Dix jours après l'élection de la député insoumise Aurélie Trouvé à la présidence de la Commission des Affaires économiques, nouvelle "paume" au Palais-Bourbon. 

Pour remplacer la LR Annie Genevard nommée au gouvernement, les députés, après trois tours de scrutin, ont élu mardi soir le député écologiste Jérémie Iordanoff, qui a devancé de 14 voix la candidate LR soutenue par le camp présidentiel, Virginie Duby-Muller.

Même cause, mêmes effets. Et jeu perdant-perdant pour le "socle commun" à l'Assemblée. Pour les LR, qui perdent une vice-présidence malgré le profil très "Macron-compatible" de la députée de Haute-Savoie. 

Pour le camp présidentiel qui, empêtré dans sa querelle avec le groupe de Laurent Wauquiez, s'est au demeurant divisé, avec la candidature au deux premiers tours de Christophe Blanchet qui a ratissé bien au delà de son seul groupe MoDem.

Chez Ensemble pour la République (EPR), Gabriel Attal avait pourtant battu le rappel en faveur de la candidate LR. Dans la matinée, l'ancien Premier ministre avait assuré cette position à Matignon devant son successeur, Michel Barnier, et les autres cadres du "socle commun". 

Consigne avait été donnée d'outrepasser la rancœur contre LR après l'épisode Aurélie Trouvé.

"Le MoDem ne nous aide pas sur ce coup-là", a-t-on regretté mardi soir dans l'entourage de Gabriel Attal.

"Je sens bien qu'on va nous faire porter tous les chapeaux de la terre", a ironisé le président du groupe MoDem, Marc Fesneau. Le parti centriste, déjà victime des premiers atermoiements du fameux "socle commun" en juillet, a présenté son candidat. 

"M. Attal a dit à ses troupes de voter pour les LR et pas pour le MoDem (...) C'est un mauvais axe pour M. Attal, qui vient du PS, avec des gens (LR, NDLR) qui demain lui taperont dessus", a cinglé le député MoDem Richard Ramos.

- Coalition sans contrat -

C'est le paradoxe de cette Assemblée issue d'une dissolution décidée un soir de juin à l’Élysée: ce "socle", allant des soutiens d'Emmanuel Macron - Renaissance, MoDem, Horizons - aux Républicains (LR) en passant par une partie du groupe centriste Liot s'est formé pour assurer la réélection au perchoir de la macroniste Yaël Braun-Pivet, et servir de base à la nomination à Matignon de Michel Barnier. Voilà la gauche écartée.
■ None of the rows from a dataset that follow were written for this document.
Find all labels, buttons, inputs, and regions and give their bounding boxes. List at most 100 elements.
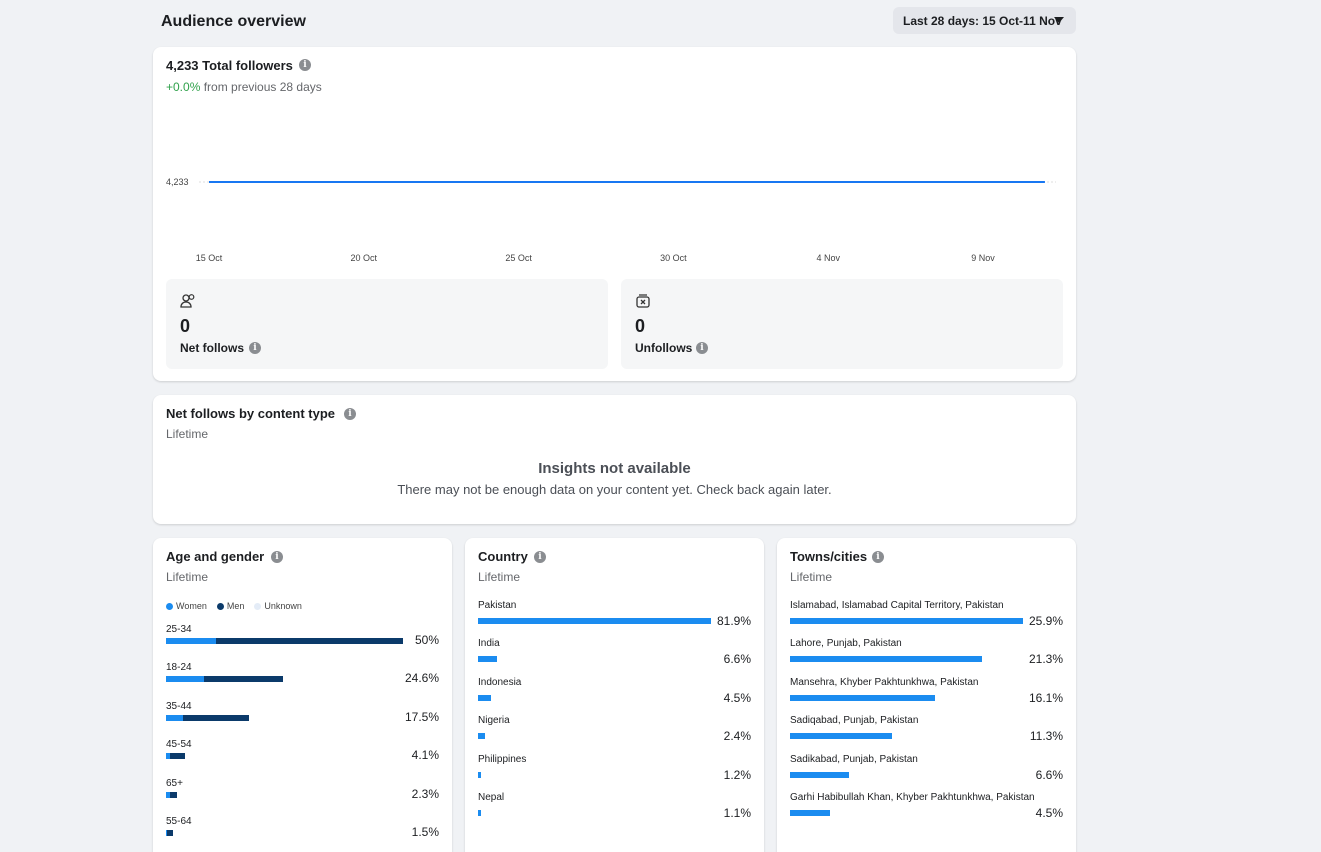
bar-segment xyxy=(166,830,167,836)
bar-segment xyxy=(166,676,204,683)
bar xyxy=(478,618,711,624)
value-label: 11.3% xyxy=(1029,729,1063,744)
category-label: 45-54 xyxy=(166,739,192,751)
card-title: Age and gender xyxy=(166,549,265,564)
net-follows-value: 0 xyxy=(180,316,191,336)
category-label: Indonesia xyxy=(478,676,522,688)
legend-dot xyxy=(166,603,173,610)
value-label: 1.2% xyxy=(723,767,751,782)
info-icon[interactable]: i xyxy=(299,59,311,71)
bar xyxy=(790,733,892,740)
net-follows-box: 0 Net follows i xyxy=(166,279,608,369)
followers-title: 4,233 Total followers xyxy=(166,58,293,73)
period: Lifetime xyxy=(166,570,209,584)
category-label: Sadiqabad, Punjab, Pakistan xyxy=(790,715,919,727)
category-label: 65+ xyxy=(166,777,183,789)
legend-dot xyxy=(254,603,262,610)
value-label: 6.6% xyxy=(1035,767,1063,782)
category-label: Islamabad, Islamabad Capital Territory, … xyxy=(790,600,1004,611)
bar xyxy=(790,656,982,663)
page-title: Audience overview xyxy=(161,13,306,30)
caret xyxy=(1054,17,1064,23)
info-icon[interactable]: i xyxy=(534,551,546,563)
date-range: Last 28 days: 15 Oct-11 Nov xyxy=(903,14,1062,28)
value-label: 4.5% xyxy=(723,690,751,705)
people-icon xyxy=(180,294,195,308)
x-tick-label: 15 Oct xyxy=(196,253,223,263)
date-button[interactable]: Last 28 days: 15 Oct-11 Nov xyxy=(893,7,1076,34)
empty-text: There may not be enough data on your con… xyxy=(397,482,832,497)
age-gender-card: Age and gender i Lifetime Women Men Unknown 25… xyxy=(153,538,452,852)
bar-segment xyxy=(166,791,170,798)
x-tick-label: 30 Oct xyxy=(660,253,687,263)
value-label: 1.1% xyxy=(723,806,751,820)
bar xyxy=(790,810,831,816)
bar-segment xyxy=(203,676,283,683)
bar xyxy=(478,771,482,778)
info-icon[interactable]: i xyxy=(249,342,261,354)
y-tick-label: 4,233 xyxy=(166,177,189,187)
unfollows-value: 0 xyxy=(635,316,646,336)
period: Lifetime xyxy=(790,570,833,584)
change: +0.0% xyxy=(166,80,201,94)
bar xyxy=(790,771,850,778)
value-label: 16.1% xyxy=(1028,690,1063,705)
category-label: Mansehra, Khyber Pakhtunkhwa, Pakistan xyxy=(790,676,979,688)
category-label: Garhi Habibullah Khan, Khyber Pakhtunkhw… xyxy=(790,792,1035,803)
value-label: 50% xyxy=(414,633,439,647)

Mais depuis lors, c'est le grand désaccord, sur la répartition des postes à l'Assemblée, l'attitude envers le gouvernement Barnier ou encore pour l'examen du budget.

Une coalition sans contrat de coalition. Dont la fragilité apparaît vote après vote au Palais-Bourbon, alors qu'a débuté l'examen du budget, à qui l'ensemble des observateurs promettent une adoption par 49.3.

Revenus comme par miracle au pouvoir dont ils étaient éloignés depuis douze ans, les LR jouent les bons élèves. "On ne joue pas à +si vous ne nous suivez pas, on vote la censure+, on ne joue pas à +si vous n’augmentez pas mon budget, je démissionne+. On essaie d’être solide dans la période", explique l'un d'eux, dans une claire allusion aux députés et ministres macronistes.

Mais pas question pour autant de défendre le bilan d'Emmanuel Macron. Et le groupe LR repris en main par Laurent Wauquiez s'estime lésé depuis le mois de juillet. Se juge désormais sous-représenté aux postes importants de l'Assemblée. Et accuse même Gabriel Attal et les macronistes d'avoir "dealé avec le RN".

Côté présidentiel, l'équation est encore plus complexe. En froid avec l’Élysée, mais confortablement élu président de groupe par ses pairs députés, Gabriel Attal joue une partition délicate: soutenir Michel Barnier, qui ne l'épargne guère, tout en défendant le bilan de sept ans de macronisme au gouvernement.

"Certaines de ses décisions, il les prend plus pour garder son groupe ensemble qu'autre chose", juge une figure du Palais-Bourbon. Le président du groupe Ensemble pour la République (EPR) n'a pas que des soutiens chez les macronistes. Lui qui juge au contraire que sa présence à la tête du groupe a permis de maintenir l'unité, menacée après les législatives, et devrait probablement concourir face à Elisabeth Borne pour la direction du parti Renaissance.

"Ne tombons pas dans le piège des LR", insiste-t-on mardi dans l'entourage de Gabriel Attal.